The first result is presented at CVPR 2014: Computer Vision and Pattern Recognition. We study the problem of counting holes in noisy 2D clouds. Such clouds emerge as laser scans of building facades with holes representing windows. We design a fast algorithm to count holes that are most persistent in the filtration of neighbourhoods around points in the given cloud. We prove theoretical guarantees when the algorithm finds the correct number of holes (components in the complement) of an unknown shape approximated by a cloud in the plane.

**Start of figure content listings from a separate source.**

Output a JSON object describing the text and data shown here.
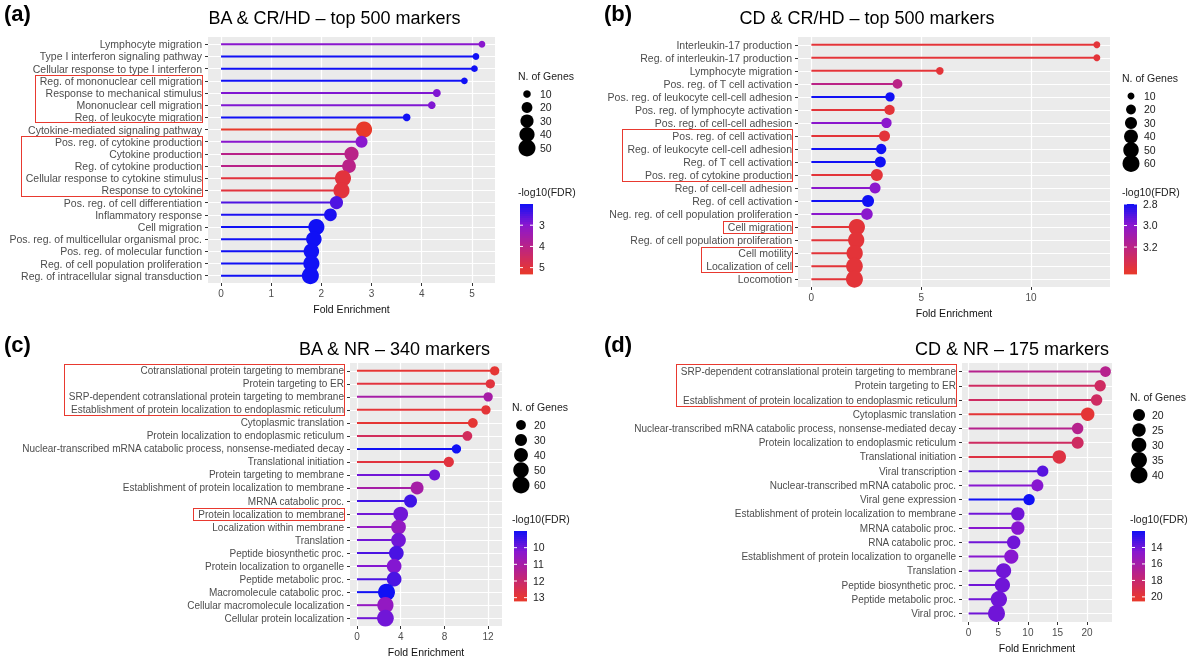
{
  "chart_data": [
    {
      "type": "lollipop",
      "orientation": "horizontal",
      "title": "BA & CR/HD – top 500 markers",
      "xlabel": "Fold Enrichment",
      "annotations": [
        "(a)"
      ],
      "grid": true,
      "legend_title": "N. of Genes",
      "clabel": "-log10(FDR)",
      "categories": [
        "Lymphocyte migration",
        "Type I interferon signaling pathway",
        "Cellular response to type I interferon",
        "Reg. of mononuclear cell migration",
        "Response to mechanical stimulus",
        "Mononuclear cell migration",
        "Reg. of leukocyte migration",
        "Cytokine-mediated signaling pathway",
        "Pos. reg. of cytokine production",
        "Cytokine production",
        "Reg. of cytokine production",
        "Cellular response to cytokine stimulus",
        "Response to cytokine",
        "Pos. reg. of cell differentiation",
        "Inflammatory response",
        "Cell migration",
        "Pos. reg. of multicellular organismal proc.",
        "Pos. reg. of molecular function",
        "Reg. of cell population proliferation",
        "Reg. of intracellular signal transduction"
      ],
      "values": [
        5.2,
        5.08,
        5.05,
        4.85,
        4.3,
        4.2,
        3.7,
        2.85,
        2.8,
        2.6,
        2.55,
        2.43,
        2.4,
        2.3,
        2.18,
        1.9,
        1.85,
        1.8,
        1.8,
        1.78
      ],
      "sizes": [
        8,
        8,
        8,
        8,
        11,
        10,
        10,
        45,
        25,
        35,
        33,
        45,
        45,
        30,
        28,
        45,
        42,
        42,
        45,
        50
      ],
      "size_legend": [
        10,
        20,
        30,
        40,
        50
      ],
      "cvalues": [
        3.0,
        2.0,
        2.0,
        2.0,
        2.9,
        2.9,
        2.0,
        5.3,
        3.0,
        4.0,
        4.0,
        5.0,
        5.0,
        2.5,
        2.1,
        2.0,
        2.0,
        2.0,
        2.0,
        2.0
      ],
      "clim": [
        2,
        5.3
      ],
      "cticks": [
        3,
        4,
        5
      ],
      "xlim": [
        -0.26,
        5.46
      ],
      "xticks": [
        0,
        1,
        2,
        3,
        4,
        5
      ]
    },
    {
      "type": "lollipop",
      "orientation": "horizontal",
      "title": "CD & CR/HD – top 500 markers",
      "xlabel": "Fold Enrichment",
      "annotations": [
        "(b)"
      ],
      "grid": true,
      "legend_title": "N. of Genes",
      "clabel": "-log10(FDR)",
      "categories": [
        "Interleukin-17 production",
        "Reg. of interleukin-17 production",
        "Lymphocyte migration",
        "Pos. reg. of T cell activation",
        "Pos. reg. of leukocyte cell-cell adhesion",
        "Pos. reg. of lymphocyte activation",
        "Pos. reg. of cell-cell adhesion",
        "Pos. reg. of cell activation",
        "Reg. of leukocyte cell-cell adhesion",
        "Reg. of T cell activation",
        "Pos. reg. of cytokine production",
        "Reg. of cell-cell adhesion",
        "Reg. of cell activation",
        "Neg. reg. of cell population proliferation",
        "Cell migration",
        "Reg. of cell population proliferation",
        "Cell motility",
        "Localization of cell",
        "Locomotion"
      ],
      "values": [
        13.0,
        13.0,
        5.85,
        3.92,
        3.58,
        3.56,
        3.42,
        3.33,
        3.18,
        3.14,
        2.98,
        2.9,
        2.58,
        2.53,
        2.07,
        2.04,
        1.97,
        1.96,
        1.96
      ],
      "sizes": [
        10,
        10,
        12,
        20,
        18,
        22,
        22,
        25,
        22,
        25,
        30,
        25,
        30,
        28,
        55,
        55,
        55,
        58,
        60
      ],
      "size_legend": [
        10,
        20,
        30,
        40,
        50,
        60
      ],
      "cvalues": [
        3.4,
        3.4,
        3.4,
        3.2,
        2.8,
        3.4,
        3.0,
        3.4,
        2.8,
        2.8,
        3.4,
        3.0,
        2.8,
        3.0,
        3.4,
        3.4,
        3.4,
        3.4,
        3.4
      ],
      "clim": [
        2.8,
        3.45
      ],
      "cticks": [
        2.8,
        {
          "value": 3,
          "label": "3.0"
        },
        3.2
      ],
      "xlim": [
        -0.61,
        13.6
      ],
      "xticks": [
        0,
        5,
        10
      ]
    },
    {
      "type": "lollipop",
      "orientation": "horizontal",
      "title": "BA & NR – 340 markers",
      "xlabel": "Fold Enrichment",
      "annotations": [
        "(c)"
      ],
      "grid": true,
      "legend_title": "N. of Genes",
      "clabel": "-log10(FDR)",
      "categories": [
        "Cotranslational protein targeting to membrane",
        "Protein targeting to ER",
        "SRP-dependent cotranslational protein targeting to membrane",
        "Establishment of protein localization to endoplasmic reticulum",
        "Cytoplasmic translation",
        "Protein localization to endoplasmic reticulum",
        "Nuclear-transcribed mRNA catabolic process, nonsense-mediated decay",
        "Translational initiation",
        "Protein targeting to membrane",
        "Establishment of protein localization to membrane",
        "MRNA catabolic proc.",
        "Protein localization to membrane",
        "Localization within membrane",
        "Translation",
        "Peptide biosynthetic proc.",
        "Protein localization to organelle",
        "Peptide metabolic proc.",
        "Macromolecule catabolic proc.",
        "Cellular macromolecule localization",
        "Cellular protein localization"
      ],
      "values": [
        12.6,
        12.2,
        12.0,
        11.8,
        10.6,
        10.1,
        9.1,
        8.4,
        7.1,
        5.5,
        4.9,
        4.0,
        3.8,
        3.8,
        3.6,
        3.4,
        3.4,
        2.7,
        2.6,
        2.6
      ],
      "sizes": [
        18,
        18,
        18,
        18,
        20,
        20,
        18,
        22,
        25,
        35,
        35,
        45,
        45,
        45,
        45,
        45,
        45,
        60,
        55,
        58
      ],
      "size_legend": [
        20,
        30,
        40,
        50,
        60
      ],
      "cvalues": [
        13,
        12.8,
        11,
        12.9,
        13,
        12.3,
        9,
        12.8,
        10,
        11,
        9.5,
        10,
        10.5,
        10,
        9.6,
        10.2,
        9.6,
        9,
        10.5,
        10
      ],
      "clim": [
        9,
        13.2
      ],
      "cticks": [
        10,
        11,
        12,
        13
      ],
      "xlim": [
        -0.64,
        13.27
      ],
      "xticks": [
        0,
        4,
        8,
        12
      ]
    },
    {
      "type": "lollipop",
      "orientation": "horizontal",
      "title": "CD & NR – 175 markers",
      "xlabel": "Fold Enrichment",
      "annotations": [
        "(d)"
      ],
      "grid": true,
      "legend_title": "N. of Genes",
      "clabel": "-log10(FDR)",
      "categories": [
        "SRP-dependent cotranslational protein targeting to membrane",
        "Protein targeting to ER",
        "Establishment of protein localization to endoplasmic reticulum",
        "Cytoplasmic translation",
        "Nuclear-transcribed mRNA catabolic process, nonsense-mediated decay",
        "Protein localization to endoplasmic reticulum",
        "Translational initiation",
        "Viral transcription",
        "Nuclear-transcribed mRNA catabolic proc.",
        "Viral gene expression",
        "Establishment of protein localization to membrane",
        "MRNA catabolic proc.",
        "RNA catabolic proc.",
        "Establishment of protein localization to organelle",
        "Translation",
        "Peptide biosynthetic proc.",
        "Peptide metabolic proc.",
        "Viral proc."
      ],
      "values": [
        23.1,
        22.2,
        21.6,
        20.1,
        18.4,
        18.4,
        15.3,
        12.5,
        11.6,
        10.2,
        8.3,
        8.3,
        7.6,
        7.2,
        5.9,
        5.7,
        5.1,
        4.7
      ],
      "sizes": [
        16,
        18,
        18,
        25,
        18,
        20,
        25,
        18,
        20,
        18,
        25,
        25,
        25,
        28,
        32,
        32,
        37,
        40
      ],
      "size_legend": [
        20,
        25,
        30,
        35,
        40
      ],
      "cvalues": [
        17,
        18.5,
        18.5,
        20,
        17,
        18.5,
        19.5,
        13.5,
        14.5,
        12,
        14,
        14.5,
        14,
        14.5,
        14,
        14,
        14,
        14
      ],
      "clim": [
        12,
        20.5
      ],
      "cticks": [
        14,
        16,
        18,
        20
      ],
      "xlim": [
        -1.12,
        24.2
      ],
      "xticks": [
        0,
        5,
        10,
        15,
        20
      ]
    }
  ]
}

The second result is presented at CTIC 2014: Computational Topology in Image Context. We extend the previous approach to auto-complete closed contours in 2D clouds emerging from hand-drawn sketches or scans of maps. The new algorithm requires more complicated data structures to maintain adjacency relations of persistent regions, but has the same running time O(n log n) and memory space O(n) for any n points in the plane. For a noisy sample C of a `good' graph G in the plane, the algorithm correctly finds all contours of the graph within a small neighbourhood of G using only the cloud C without any extra input parameters.